Security is the probably the issue that tops the list for CIOs. The problem with wireless LANs is that they use radio waves, which makes them susceptible to someone eavesdropping on the network from outside your building.

Wireless networks do have security, for example you can encrypt traffic using Wired Equivalent Privacy, or WEP. But WEP it doesn?t work very well, it’s crackable. People can download a utility from the Internet for free, and with the right technical background, they can crack it and get to your information, at least after a period of time. It may take them a while, and it takes someone fairly technically sophisticated to do it, but it’s possible.

Within the next year, there should be upgrades to the 802.11 standard that addresses this problem, but in the meantime, it?s an issue to consider.

Does WEP add a performance hit?

In the past, it used to be done in software and it really slowed things down. Now it’s done in hardware, so it’s pretty much negligible.

Have hackers actually broken into wireless networks?

Some researchers at UC Berkeley have published papers where they described cracking a wireless LAN. But in practice, I don’t know of any instances where a company was using WEP and someone broke in.

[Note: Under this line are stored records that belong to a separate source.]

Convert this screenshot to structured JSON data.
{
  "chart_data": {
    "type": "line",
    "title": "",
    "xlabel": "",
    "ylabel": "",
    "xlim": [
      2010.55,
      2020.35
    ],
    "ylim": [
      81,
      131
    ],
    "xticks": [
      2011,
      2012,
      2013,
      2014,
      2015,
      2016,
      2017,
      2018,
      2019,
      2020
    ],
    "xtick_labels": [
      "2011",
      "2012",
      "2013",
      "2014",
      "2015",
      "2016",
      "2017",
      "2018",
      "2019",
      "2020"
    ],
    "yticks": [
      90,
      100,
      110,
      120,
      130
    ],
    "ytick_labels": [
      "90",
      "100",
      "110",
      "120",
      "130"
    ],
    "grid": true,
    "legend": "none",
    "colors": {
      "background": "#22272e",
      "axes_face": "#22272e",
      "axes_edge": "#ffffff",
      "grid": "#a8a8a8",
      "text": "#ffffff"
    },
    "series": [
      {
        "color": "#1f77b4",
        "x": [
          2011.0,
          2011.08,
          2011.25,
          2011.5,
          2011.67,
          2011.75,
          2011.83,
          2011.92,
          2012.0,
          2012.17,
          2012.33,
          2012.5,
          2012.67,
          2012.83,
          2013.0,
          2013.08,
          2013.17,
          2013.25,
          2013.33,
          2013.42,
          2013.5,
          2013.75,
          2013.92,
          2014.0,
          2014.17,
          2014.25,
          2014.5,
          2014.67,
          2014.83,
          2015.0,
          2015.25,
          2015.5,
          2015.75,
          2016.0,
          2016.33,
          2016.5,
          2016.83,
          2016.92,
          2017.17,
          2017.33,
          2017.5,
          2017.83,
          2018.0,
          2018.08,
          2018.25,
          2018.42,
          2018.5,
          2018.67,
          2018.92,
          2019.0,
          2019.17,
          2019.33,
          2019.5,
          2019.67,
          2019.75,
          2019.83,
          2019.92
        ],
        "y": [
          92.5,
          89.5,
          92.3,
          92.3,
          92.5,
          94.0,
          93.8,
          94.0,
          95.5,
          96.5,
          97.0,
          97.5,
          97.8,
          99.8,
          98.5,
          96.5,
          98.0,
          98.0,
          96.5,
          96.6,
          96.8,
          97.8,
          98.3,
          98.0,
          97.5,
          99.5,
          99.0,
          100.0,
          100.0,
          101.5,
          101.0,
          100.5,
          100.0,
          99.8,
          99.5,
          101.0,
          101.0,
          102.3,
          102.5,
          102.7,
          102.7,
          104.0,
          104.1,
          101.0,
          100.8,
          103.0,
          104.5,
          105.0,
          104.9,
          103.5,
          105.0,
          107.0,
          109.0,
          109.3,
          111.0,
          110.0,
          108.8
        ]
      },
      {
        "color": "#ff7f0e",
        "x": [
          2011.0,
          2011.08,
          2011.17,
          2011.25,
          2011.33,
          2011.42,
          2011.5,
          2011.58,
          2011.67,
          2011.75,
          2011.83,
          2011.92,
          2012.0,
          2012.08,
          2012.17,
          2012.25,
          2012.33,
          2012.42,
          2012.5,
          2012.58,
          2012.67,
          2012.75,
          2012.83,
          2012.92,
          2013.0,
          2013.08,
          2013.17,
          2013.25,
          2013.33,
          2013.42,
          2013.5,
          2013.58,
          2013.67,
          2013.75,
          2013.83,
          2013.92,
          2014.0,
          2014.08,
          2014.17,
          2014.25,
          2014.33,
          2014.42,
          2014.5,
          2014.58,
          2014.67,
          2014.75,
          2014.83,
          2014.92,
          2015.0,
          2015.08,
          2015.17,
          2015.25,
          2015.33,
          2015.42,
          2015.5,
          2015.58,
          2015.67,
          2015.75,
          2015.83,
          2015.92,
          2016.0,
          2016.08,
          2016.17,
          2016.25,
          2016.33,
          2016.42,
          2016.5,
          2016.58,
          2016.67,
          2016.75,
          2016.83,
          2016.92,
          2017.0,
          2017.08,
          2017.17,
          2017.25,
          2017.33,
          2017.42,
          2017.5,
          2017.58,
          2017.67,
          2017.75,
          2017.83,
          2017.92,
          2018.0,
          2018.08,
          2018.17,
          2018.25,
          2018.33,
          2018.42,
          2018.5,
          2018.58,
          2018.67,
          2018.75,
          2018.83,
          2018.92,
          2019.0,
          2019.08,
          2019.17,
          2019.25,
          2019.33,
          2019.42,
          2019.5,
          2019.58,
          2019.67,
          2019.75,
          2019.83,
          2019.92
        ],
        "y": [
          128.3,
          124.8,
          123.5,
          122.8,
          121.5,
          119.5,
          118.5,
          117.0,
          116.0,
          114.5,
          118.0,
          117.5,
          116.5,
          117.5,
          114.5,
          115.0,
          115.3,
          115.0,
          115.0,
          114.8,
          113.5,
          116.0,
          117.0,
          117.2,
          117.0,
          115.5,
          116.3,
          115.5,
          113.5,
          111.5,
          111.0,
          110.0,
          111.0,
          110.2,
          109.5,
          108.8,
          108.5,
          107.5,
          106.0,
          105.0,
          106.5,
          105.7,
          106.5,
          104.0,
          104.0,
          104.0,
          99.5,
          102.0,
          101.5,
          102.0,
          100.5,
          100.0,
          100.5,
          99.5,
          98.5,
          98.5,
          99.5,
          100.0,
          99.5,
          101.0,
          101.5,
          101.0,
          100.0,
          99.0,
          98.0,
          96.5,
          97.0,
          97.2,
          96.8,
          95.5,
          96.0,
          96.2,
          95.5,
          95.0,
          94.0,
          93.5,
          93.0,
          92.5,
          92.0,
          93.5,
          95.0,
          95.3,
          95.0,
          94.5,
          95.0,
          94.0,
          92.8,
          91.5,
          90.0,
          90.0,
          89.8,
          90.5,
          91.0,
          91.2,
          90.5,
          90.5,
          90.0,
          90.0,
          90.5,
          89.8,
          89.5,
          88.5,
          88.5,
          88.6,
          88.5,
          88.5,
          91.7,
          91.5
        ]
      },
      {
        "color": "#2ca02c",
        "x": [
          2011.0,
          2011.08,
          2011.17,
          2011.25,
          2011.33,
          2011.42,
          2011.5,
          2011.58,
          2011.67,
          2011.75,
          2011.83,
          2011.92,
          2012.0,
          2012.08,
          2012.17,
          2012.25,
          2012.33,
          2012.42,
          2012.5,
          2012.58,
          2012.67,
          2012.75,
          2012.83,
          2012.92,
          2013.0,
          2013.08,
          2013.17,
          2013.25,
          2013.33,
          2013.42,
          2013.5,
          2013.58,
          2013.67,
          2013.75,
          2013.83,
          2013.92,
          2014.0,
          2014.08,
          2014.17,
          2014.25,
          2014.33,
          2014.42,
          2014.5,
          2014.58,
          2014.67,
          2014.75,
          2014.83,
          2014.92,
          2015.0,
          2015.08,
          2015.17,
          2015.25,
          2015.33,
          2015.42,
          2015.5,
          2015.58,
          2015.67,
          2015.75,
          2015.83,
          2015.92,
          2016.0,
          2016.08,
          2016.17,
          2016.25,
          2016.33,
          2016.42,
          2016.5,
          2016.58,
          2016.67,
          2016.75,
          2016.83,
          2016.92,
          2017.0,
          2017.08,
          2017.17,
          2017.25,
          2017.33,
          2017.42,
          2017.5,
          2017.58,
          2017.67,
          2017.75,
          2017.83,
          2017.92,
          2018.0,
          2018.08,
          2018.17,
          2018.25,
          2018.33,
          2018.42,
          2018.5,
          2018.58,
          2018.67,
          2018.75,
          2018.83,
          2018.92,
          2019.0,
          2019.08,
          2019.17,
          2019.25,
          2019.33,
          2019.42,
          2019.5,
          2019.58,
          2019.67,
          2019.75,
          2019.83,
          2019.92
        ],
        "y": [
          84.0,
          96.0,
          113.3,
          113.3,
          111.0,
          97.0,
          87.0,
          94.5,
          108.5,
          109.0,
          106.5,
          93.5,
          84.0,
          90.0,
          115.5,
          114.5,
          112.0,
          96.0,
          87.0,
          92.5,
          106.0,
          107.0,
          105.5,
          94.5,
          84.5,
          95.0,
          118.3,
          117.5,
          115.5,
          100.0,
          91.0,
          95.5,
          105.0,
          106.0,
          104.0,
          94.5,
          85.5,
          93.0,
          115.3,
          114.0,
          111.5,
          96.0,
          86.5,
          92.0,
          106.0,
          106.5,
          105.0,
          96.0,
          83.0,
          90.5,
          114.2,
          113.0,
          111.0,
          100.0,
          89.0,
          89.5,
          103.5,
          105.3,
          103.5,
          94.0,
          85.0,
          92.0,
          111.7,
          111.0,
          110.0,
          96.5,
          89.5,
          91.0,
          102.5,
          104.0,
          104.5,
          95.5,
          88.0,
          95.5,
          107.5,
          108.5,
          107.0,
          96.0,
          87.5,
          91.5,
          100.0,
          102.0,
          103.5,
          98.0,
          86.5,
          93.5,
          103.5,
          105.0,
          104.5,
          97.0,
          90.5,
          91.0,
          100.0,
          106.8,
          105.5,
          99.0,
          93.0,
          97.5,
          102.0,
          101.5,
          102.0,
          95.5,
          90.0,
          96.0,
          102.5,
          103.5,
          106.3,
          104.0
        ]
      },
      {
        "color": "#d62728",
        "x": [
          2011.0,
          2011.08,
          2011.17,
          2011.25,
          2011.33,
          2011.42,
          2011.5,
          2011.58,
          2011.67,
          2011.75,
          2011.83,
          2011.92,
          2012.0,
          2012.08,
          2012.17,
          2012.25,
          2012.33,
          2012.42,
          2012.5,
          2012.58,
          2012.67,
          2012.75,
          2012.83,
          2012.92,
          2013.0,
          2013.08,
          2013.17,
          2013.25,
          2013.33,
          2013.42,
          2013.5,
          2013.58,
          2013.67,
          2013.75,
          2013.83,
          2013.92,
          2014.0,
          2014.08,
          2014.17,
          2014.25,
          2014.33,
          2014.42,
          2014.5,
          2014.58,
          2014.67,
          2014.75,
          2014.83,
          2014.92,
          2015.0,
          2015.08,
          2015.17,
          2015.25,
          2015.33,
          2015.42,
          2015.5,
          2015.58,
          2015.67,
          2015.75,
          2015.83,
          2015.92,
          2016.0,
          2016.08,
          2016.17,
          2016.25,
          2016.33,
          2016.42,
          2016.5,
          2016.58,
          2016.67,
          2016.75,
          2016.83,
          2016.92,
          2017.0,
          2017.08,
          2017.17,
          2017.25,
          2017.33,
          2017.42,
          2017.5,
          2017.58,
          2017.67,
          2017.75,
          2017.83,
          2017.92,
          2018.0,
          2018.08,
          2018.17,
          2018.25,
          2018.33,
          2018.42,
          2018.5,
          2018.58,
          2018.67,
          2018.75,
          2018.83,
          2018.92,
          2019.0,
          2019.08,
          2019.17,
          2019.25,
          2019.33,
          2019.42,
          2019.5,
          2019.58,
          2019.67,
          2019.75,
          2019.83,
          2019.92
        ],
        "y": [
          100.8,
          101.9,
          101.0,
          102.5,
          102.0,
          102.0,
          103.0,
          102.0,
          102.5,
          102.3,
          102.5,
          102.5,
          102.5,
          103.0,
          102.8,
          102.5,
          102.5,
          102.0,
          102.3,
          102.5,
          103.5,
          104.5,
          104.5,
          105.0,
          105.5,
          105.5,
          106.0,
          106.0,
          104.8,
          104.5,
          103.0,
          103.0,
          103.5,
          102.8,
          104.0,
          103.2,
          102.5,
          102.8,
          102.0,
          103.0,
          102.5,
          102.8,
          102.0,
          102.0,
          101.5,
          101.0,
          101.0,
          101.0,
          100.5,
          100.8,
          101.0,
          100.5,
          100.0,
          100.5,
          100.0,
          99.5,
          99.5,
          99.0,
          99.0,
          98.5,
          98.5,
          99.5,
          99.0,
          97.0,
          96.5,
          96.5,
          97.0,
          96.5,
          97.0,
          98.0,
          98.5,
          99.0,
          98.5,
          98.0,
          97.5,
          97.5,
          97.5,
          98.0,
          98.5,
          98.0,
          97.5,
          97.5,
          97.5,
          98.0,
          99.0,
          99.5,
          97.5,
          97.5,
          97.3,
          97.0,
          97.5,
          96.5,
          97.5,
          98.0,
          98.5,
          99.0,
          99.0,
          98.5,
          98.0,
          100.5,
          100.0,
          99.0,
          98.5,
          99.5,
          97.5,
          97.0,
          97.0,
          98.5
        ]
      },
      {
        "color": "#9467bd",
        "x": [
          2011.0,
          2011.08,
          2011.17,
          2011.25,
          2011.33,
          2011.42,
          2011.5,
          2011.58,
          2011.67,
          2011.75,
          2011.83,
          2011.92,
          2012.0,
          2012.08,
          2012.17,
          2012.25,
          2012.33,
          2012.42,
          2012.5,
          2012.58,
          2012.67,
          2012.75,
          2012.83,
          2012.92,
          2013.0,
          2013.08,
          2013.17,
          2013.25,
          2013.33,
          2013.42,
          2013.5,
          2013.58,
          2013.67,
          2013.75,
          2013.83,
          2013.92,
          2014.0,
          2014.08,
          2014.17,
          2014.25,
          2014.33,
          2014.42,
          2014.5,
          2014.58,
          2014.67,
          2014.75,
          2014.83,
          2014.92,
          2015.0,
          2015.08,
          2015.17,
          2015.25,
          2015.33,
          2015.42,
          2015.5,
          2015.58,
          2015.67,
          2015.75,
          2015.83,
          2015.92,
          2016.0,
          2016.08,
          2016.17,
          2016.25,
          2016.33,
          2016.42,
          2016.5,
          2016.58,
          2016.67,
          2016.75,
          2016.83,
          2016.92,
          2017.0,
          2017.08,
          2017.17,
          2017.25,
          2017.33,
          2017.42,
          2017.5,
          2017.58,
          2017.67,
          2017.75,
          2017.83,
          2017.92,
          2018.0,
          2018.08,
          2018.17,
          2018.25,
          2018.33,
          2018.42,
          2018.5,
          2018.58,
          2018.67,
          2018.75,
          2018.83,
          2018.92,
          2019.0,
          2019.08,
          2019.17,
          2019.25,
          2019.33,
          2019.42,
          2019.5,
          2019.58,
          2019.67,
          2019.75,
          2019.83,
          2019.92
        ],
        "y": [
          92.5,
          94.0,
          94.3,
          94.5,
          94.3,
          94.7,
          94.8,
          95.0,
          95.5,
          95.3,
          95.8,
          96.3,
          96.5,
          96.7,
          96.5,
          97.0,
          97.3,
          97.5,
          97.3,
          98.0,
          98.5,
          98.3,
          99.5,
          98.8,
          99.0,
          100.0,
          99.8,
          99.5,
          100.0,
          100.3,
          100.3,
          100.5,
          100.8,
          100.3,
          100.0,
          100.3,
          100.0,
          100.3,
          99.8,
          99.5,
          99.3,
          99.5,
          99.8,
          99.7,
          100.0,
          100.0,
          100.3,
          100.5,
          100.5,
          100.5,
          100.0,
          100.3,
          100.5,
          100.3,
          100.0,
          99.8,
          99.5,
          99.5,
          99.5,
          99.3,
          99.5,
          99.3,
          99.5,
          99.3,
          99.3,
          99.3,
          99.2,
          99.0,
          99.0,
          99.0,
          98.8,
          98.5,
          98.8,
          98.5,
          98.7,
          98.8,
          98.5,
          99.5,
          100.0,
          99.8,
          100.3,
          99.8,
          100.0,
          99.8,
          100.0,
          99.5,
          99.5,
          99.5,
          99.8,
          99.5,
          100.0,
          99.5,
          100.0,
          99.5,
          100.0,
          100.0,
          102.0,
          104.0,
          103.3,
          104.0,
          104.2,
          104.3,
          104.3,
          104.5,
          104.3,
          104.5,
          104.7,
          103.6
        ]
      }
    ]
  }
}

What has happened is that companies that don’t use WEP have been hit. [Consumer electronics retailer] Best Buy was hit, but they were transmitting in the clear. Someone was parking outside Best Buy
sniffing the packets being sent, figuring out account passwords, and
getting credit card numbers. They were caught, but the lesson about using encryption is clear.

So how secure are wireless LANs?

In my opinion, the security problems with wireless are overblown. There are a lot of things you can do to make wireless just as secure as ethernet. There are proprietary security measures that you can deploy while we?re waiting for 802.11 to roll out the standardized version.

Such as?

There is a standard called 802.1X, which can provide mutual authentication between the user and an authentication server. 802.11 is considering incorporating that standard. There?s another standard called Advanced Encryption Standard (AES), which has recently been kind of blessed by the government. Many of these additional security technologies are included when you buy any equipment from any of the enterprise grade wireless vendors.

Are there other issues that should be considered besides security?

There’s the question of interference, although in all the time I’ve been working with wireless, I’ve only seen one major case of interference with the radio waves. That was a company that discovered, after they had installed 300 wireless access points, that about half of them didn’t work. It turned out that the ones that didn’t work were all on one side of the building, which faced a river. Across the river was an air force base, whose equipment was completely blocking their transmission.

But that sort of situation seems to be the exception.

Right. Usually, interference will only cause the network to work a little slower, instead of completely blocking it. And to avoid the situation, I highly recommend that before installing a wireless network, you do an RF (Radio Frequency) site survey. That basically involves walking around your facility with radio frequency testing equipment to see what kind of interference you might have. Although of course, a week after you put your network in, someone could build a big radio tower outside your building and cause interference.

Are there other things you can do to minimize interference?

The 802.11 standard is gradually moving from a version called 802.11B to one called 802.11A. 802.11A operates in the five gigahertz frequency band, which is less susceptible to interference than the 2.4 gigahertz range that 802.11B uses. There are a lot of devices that can cause interference in the 2.4 gigahertz band, like microwave ovens and cordless phones. 802.11B avoids those, and it also has a higher data transmission rate.